Café Frei, Bookline, Ikea – this is just the top of the list, in other words, those brands which provide the best consumer experience according to Hungarian customers. KPMG created their representative survey for the first time in Hungary, ranking 50 brands from eight industries in accordance with the opinion of the general public.
According to Forbes, KPMG examined the companies in terms of the following six principles: it should be able to communicate with and to trigger emotions from its customers, be authentic and attractive, meet (and overcome) the expectations, it should admit if something is wrong with their product/service and try to correct it, pay enough attention to its clients and be empathic towards the consumer. Although price and the relation of price and value are the most important for an average Hungarian customer, they deliberately did not take these into consideration.

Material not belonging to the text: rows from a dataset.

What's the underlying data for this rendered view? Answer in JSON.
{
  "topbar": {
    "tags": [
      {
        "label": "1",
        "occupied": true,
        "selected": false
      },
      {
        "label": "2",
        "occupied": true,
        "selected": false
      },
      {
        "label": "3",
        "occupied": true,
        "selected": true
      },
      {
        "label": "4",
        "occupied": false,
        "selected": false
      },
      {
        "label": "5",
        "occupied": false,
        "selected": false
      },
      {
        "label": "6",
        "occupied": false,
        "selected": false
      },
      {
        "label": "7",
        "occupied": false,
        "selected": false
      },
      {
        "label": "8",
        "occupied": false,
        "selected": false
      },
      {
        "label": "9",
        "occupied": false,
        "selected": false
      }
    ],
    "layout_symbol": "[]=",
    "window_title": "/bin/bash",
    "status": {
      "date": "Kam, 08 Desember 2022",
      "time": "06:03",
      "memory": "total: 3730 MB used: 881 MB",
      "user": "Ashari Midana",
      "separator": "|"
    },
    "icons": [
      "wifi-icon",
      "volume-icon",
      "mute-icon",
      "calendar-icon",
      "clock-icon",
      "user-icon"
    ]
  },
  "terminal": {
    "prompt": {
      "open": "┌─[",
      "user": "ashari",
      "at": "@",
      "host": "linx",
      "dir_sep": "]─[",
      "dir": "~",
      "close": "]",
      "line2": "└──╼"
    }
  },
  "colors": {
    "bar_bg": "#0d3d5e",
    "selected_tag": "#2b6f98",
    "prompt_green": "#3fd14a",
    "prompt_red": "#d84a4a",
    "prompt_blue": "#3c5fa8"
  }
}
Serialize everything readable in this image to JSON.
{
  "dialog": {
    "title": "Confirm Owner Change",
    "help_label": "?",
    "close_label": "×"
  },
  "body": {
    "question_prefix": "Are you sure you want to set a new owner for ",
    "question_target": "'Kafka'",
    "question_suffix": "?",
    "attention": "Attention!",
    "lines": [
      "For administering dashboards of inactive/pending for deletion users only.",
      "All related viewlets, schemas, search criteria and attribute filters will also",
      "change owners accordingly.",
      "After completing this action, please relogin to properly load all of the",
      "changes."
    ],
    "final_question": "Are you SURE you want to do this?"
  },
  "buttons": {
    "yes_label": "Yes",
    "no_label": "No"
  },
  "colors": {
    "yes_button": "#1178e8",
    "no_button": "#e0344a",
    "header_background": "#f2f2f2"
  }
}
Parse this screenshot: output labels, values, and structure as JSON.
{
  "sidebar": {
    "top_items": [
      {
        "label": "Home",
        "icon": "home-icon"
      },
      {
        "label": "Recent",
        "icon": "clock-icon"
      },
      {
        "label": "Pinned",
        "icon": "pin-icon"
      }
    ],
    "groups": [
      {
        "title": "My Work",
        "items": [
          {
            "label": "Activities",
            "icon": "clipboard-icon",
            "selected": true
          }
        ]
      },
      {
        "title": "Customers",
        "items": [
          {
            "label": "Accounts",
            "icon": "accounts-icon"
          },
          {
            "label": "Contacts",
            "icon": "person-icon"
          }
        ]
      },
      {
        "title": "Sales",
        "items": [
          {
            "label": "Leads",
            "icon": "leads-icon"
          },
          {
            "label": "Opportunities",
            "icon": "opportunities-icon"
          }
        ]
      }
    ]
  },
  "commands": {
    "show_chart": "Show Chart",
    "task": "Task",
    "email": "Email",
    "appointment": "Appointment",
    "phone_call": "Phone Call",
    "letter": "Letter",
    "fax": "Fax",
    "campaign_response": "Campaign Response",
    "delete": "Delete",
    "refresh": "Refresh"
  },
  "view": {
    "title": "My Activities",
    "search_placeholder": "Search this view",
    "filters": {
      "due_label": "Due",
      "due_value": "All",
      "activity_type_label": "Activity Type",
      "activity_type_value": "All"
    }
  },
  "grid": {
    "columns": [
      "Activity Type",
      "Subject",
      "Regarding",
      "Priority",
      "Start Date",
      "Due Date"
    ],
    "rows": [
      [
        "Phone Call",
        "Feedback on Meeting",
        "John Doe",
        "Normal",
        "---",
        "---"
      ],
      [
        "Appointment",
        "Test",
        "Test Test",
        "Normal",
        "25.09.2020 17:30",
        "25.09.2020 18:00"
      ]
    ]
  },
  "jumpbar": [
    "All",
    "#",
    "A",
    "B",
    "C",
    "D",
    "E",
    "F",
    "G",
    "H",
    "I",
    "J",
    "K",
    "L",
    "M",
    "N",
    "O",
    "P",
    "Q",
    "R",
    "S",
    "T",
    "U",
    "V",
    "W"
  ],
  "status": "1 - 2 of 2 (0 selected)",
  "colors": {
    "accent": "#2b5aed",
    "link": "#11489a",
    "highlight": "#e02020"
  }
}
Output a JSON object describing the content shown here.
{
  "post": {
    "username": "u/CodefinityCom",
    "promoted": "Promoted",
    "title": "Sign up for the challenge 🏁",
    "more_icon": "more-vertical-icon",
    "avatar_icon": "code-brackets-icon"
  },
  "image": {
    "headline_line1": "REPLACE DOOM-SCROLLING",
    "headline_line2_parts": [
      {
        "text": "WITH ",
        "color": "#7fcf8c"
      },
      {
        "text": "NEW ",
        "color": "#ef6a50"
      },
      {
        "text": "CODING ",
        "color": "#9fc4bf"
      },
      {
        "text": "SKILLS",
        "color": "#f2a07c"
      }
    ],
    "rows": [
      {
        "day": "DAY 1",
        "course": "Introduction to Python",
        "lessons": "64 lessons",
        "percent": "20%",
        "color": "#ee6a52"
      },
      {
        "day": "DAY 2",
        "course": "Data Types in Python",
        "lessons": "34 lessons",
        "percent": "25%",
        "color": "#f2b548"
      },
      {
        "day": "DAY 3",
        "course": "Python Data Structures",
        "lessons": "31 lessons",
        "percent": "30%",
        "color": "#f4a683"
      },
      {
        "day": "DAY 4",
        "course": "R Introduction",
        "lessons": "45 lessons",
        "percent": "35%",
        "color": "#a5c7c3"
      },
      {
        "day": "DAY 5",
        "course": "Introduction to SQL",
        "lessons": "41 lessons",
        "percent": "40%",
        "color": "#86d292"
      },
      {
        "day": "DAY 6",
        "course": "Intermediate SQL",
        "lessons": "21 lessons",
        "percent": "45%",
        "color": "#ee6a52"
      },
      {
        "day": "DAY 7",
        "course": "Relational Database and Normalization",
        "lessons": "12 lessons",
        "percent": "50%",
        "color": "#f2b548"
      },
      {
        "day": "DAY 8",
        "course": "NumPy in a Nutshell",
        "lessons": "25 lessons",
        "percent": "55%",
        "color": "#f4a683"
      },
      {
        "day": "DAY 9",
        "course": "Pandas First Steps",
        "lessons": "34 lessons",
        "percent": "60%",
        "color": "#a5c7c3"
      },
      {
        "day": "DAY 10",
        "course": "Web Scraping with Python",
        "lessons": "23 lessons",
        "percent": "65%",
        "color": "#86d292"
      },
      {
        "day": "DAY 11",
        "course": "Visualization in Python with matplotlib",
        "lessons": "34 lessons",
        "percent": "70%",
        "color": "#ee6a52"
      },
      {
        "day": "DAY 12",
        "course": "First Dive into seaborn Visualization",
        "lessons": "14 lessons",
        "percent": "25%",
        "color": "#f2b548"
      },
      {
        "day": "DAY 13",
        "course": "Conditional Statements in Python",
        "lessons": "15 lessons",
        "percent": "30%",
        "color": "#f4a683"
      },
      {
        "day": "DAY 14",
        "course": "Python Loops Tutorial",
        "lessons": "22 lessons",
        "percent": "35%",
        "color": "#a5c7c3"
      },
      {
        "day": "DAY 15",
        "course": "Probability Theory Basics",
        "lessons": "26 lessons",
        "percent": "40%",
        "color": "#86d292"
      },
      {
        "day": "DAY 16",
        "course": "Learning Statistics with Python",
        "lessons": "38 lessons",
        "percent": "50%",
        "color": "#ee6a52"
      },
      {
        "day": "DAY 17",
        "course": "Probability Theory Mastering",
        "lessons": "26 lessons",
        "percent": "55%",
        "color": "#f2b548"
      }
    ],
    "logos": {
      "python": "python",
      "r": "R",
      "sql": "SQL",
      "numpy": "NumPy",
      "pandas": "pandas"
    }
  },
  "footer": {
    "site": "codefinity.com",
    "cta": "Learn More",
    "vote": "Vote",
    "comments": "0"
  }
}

They asked 3000 people who had a concrete experience with the companies and collected 30000 more brand evaluations online in spring this year.
The Customer Experience Excellence Report has been made since 2010, examining which companies from which sectors can provide the most pleasant customer experience. For the first time, they looked at the Hungarian market and Hungarian consumer attitudes and then created the list of the top 50 most loved brands in Hungary. Most of them belong to retail.
The differentiated sectors are as follows:
- retail (without food)
- grocery stores
- financial sector
- transport and accommodation
- entertainment, free time activities
- restaurants, fast-food restaurants
- telecommunication
- logistics
- utilities
The results are quite informative in certain sectors. Most of the companies belong to retail, which has the most diverse and the broadest range, while none of the state-owned utility companies could get into the top 50. The overall winner is coming from the sector of restaurants,
namely, Café Frei, a Hungarian café chain.
They received the highest ranking thanks to being the most efficient in communicating with their customers, meaning that the café chain of Tamás Frei can trigger positive emotions in its local customers.
Two other retail companies came second and third: Bookline and Ikea. For the latter, someone highlighted that shopping even reaches the experience of a spare time activity. They were followed by Lidl and Decathlon – the sports store was acknowledged for the proficiency of its employees.
Maybe it is not surprising at all, but we can find financial companies at the end of the list – it is a conservative, saturated sector where there is great competition and it is hard to create something new. On the contrary, telecommunication companies must be innovative all the time, and they seem to succeed, as all of them could reach the top 50.